REMINISCENCES OF ARTUR BRAUNER
TEUFEL IN SEIDE (1955, D: Rolf Hansen). Look, I’ve just remembered a story. My dear old friend Curd Jürgens starred in this film alongside my equally dear friend Lilli Palmer. Curd was really big business at the end of the 1950s. All of Europe knew him as “the devil’s general”. The Americans idolised him in ME AND THE COLONEL (1958, D: Peter Glenville). In Venice he had been awarded the Coppa Volpi for best acting performance. His films ran in thousands of local small cinemas. And all of them were hugely successful!
So Curd was a big fish, and the producers were throwing out bait to land this fish. A film with Curd Jürgens’ name in the opening credits was foolproof and was as good as ready money. To keep the angling analogy – the German producers’ bait, by which I mean pay, wasn’t tempting enough. Curd counted in six-figure sums and only understood the word “dollars”. And the Hollywood people were much better at enunciating that than the poor Europeans that we were.

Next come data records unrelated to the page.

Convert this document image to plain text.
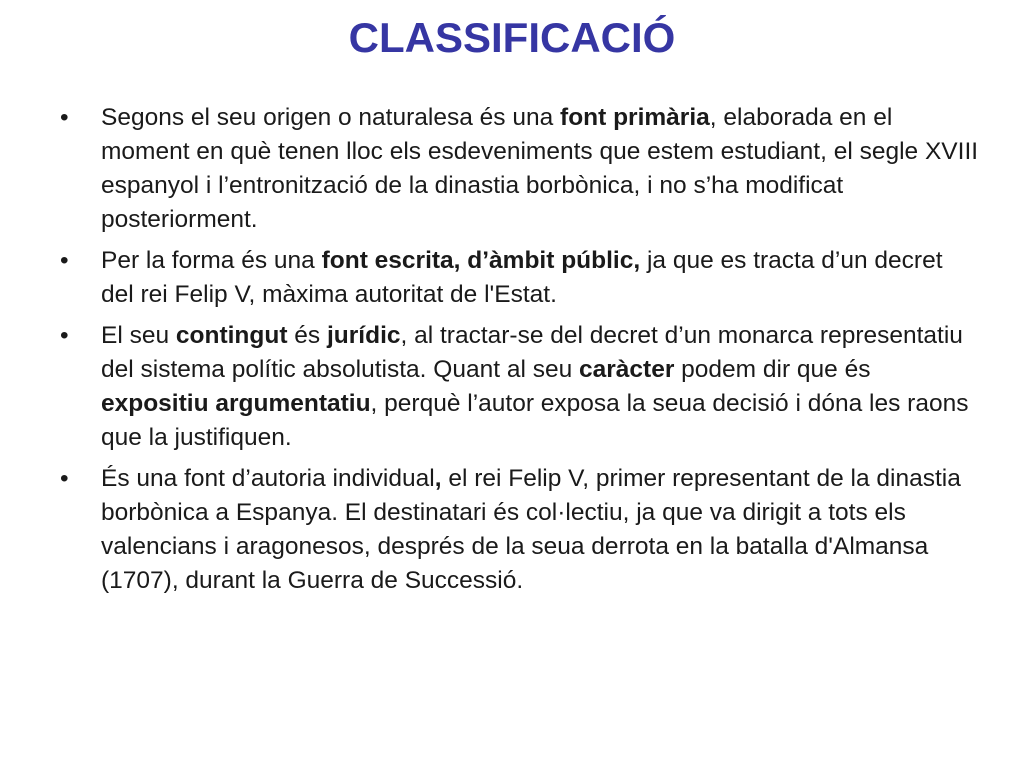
CLASSIFICACIÓ
• Segons el seu origen o naturalesa és una font primària, elaborada en el moment en què tenen lloc els esdeveniments que estem estudiant, el segle XVIII espanyol i l’entronització de la dinastia borbònica, i no s’ha modificat posteriorment.
• Per la forma és una font escrita, d’àmbit públic, ja que es tracta d’un decret del rei Felip V, màxima autoritat de l'Estat.
• El seu contingut és jurídic, al tractar-se del decret d’un monarca representatiu del sistema polític absolutista. Quant al seu caràcter podem dir que és expositiu argumentatiu, perquè l’autor exposa la seua decisió i dóna les raons que la justifiquen.
• És una font d’autoria individual, el rei Felip V, primer representant de la dinastia borbònica a Espanya. El destinatari és col·lectiu, ja que va dirigit a tots els valencians i aragonesos, després de la seua derrota en la batalla d'Almansa (1707), durant la Guerra de Successió.
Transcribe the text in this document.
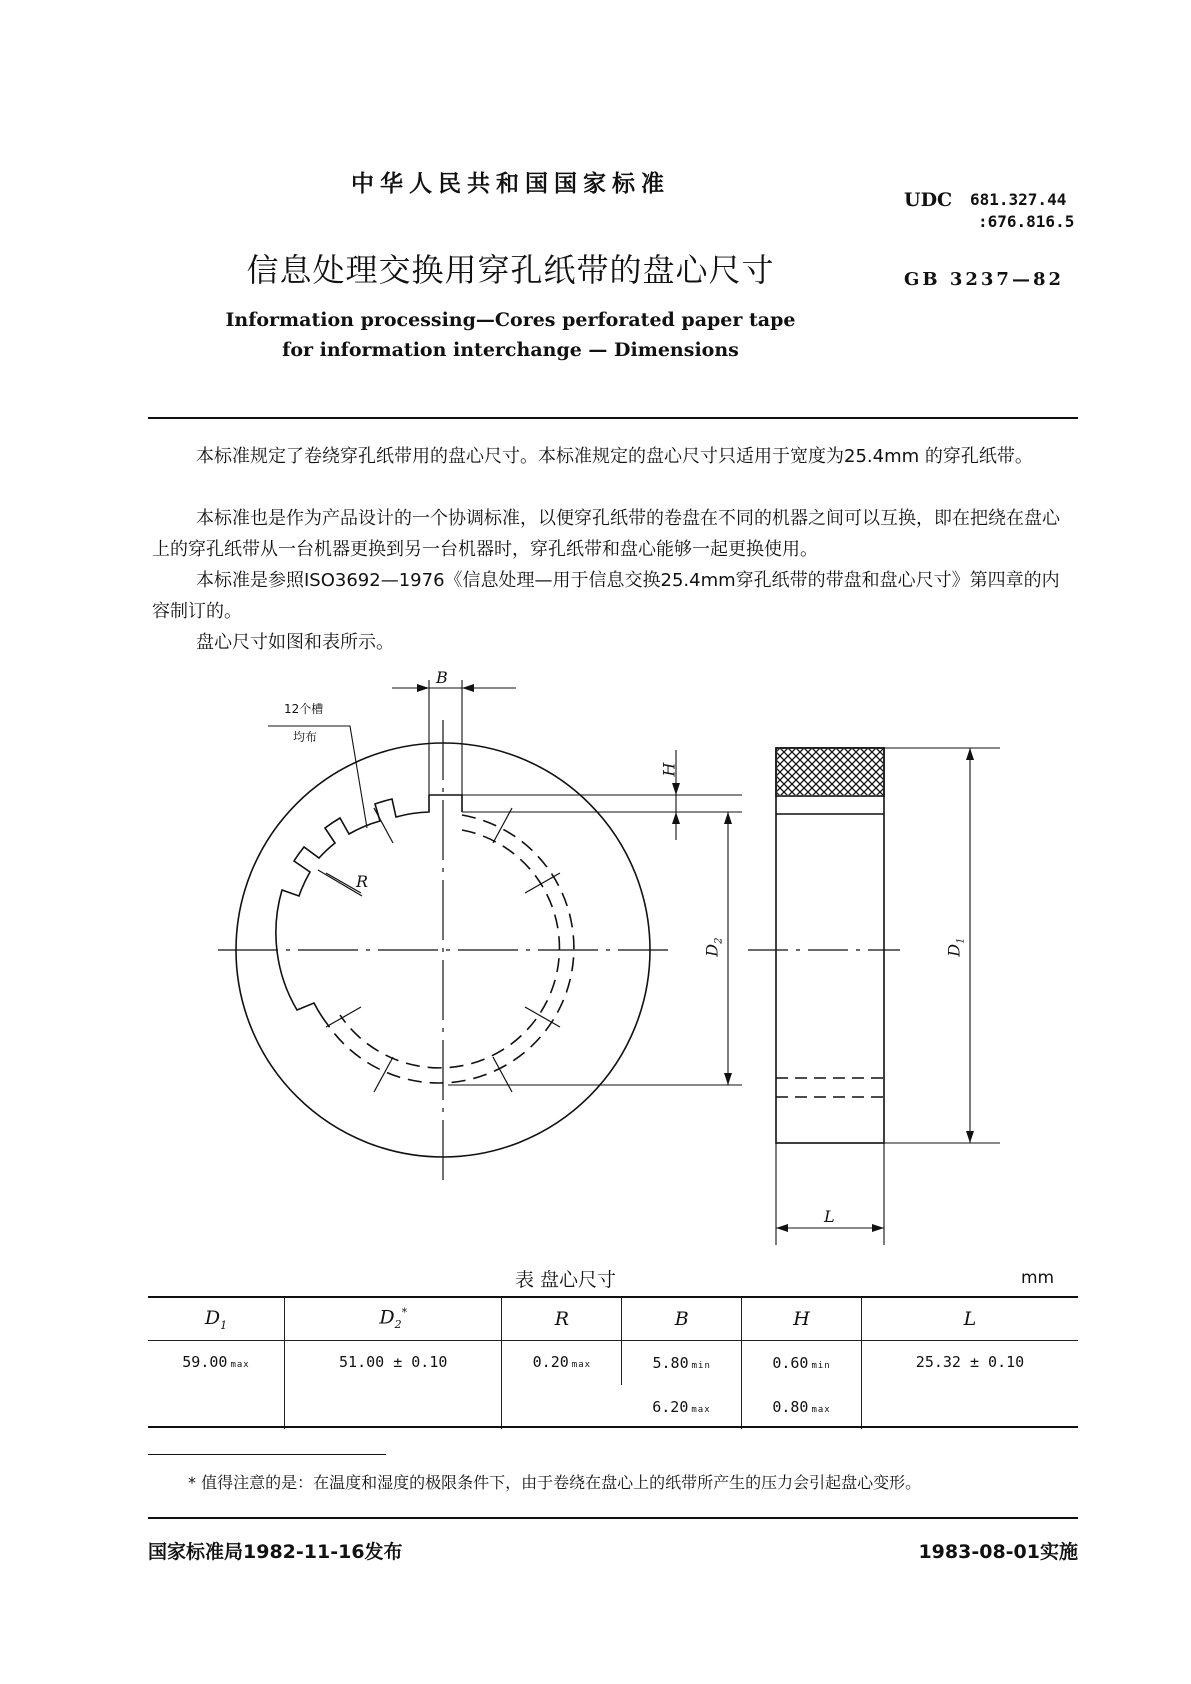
中华人民共和国国家标准
UDC 681.327.44
:676.816.5
信息处理交换用穿孔纸带的盘心尺寸	GB 3237—82
Information processing—Cores perforated paper tape
for information interchange — Dimensions

本标准规定了卷绕穿孔纸带用的盘心尺寸。本标准规定的盘心尺寸只适用于宽度为25.4mm 的穿孔纸带。

本标准也是作为产品设计的一个协调标准，以便穿孔纸带的卷盘在不同的机器之间可以互换，即在把绕在盘心上的穿孔纸带从一台机器更换到另一台机器时，穿孔纸带和盘心能够一起更换使用。

本标准是参照ISO3692—1976《信息处理—用于信息交换25.4mm穿孔纸带的带盘和盘心尺寸》第四章的内容制订的。

盘心尺寸如图和表所示。

B
H
R
12个槽
均布
$D_2$
$D_1$
L
表 盘心尺寸	mm
$D_1$	$D_2^*$	R	B	H	L
59.00 max	51.00 ± 0.10	0.20 max	5.80 min	0.60 min	25.32 ± 0.10
			6.20 max	0.80 max	
* 值得注意的是：在温度和湿度的极限条件下，由于卷绕在盘心上的纸带所产生的压力会引起盘心变形。
国家标准局1982-11-16发布	1983-08-01实施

Be that as it may, I didn’t give up the race. It is one of the most important qualities of a film producer always to reach for the stars; it is not for nothing that in my production office I have hanging the well-known plaque with the inscription: “We will do the impossible immediately. Miracles take a little longer.”
I bombarded Jürgens with ideas for film concepts, draft scenarios, completed scripts, with exciting material, with the most attractive role offers. I telephoned him, called in on him in his fairy-tale castle at Cap Farrat, I wrote him long letters.
His reaction was always the same. “Why should I work for 100,000 when I can work for 500,000? My dear Artur, can you answer me that?” He didn’t wait for me to answer but said: “See – you can’t.” “Does he still not want to do it?” Maria would ask, the best wife in the world, when I had tried once again. “He doesn’t want to,” I would say, slowly and without heart.
“Well, perhaps he will if you suggest Peer Gynt?” Peer Gynt, the seeker after God, the adventurer, the northern Faust, it’s a juicy role for any great actor. Hans Albers had played him in his inimitable manner. But that was nearly 25 years ago and nothing spoke against Curd Jürgens playing him again in his equally inimitable manner. If only he wanted to…
I considered how best to convince him of my idea this time. Then, out of the blue, Sonja Ziemann came to my assistance. “Artur,” she said on the phone, “I do hope you’ll be joining us at my house on the eighth. You will come, won’t you?”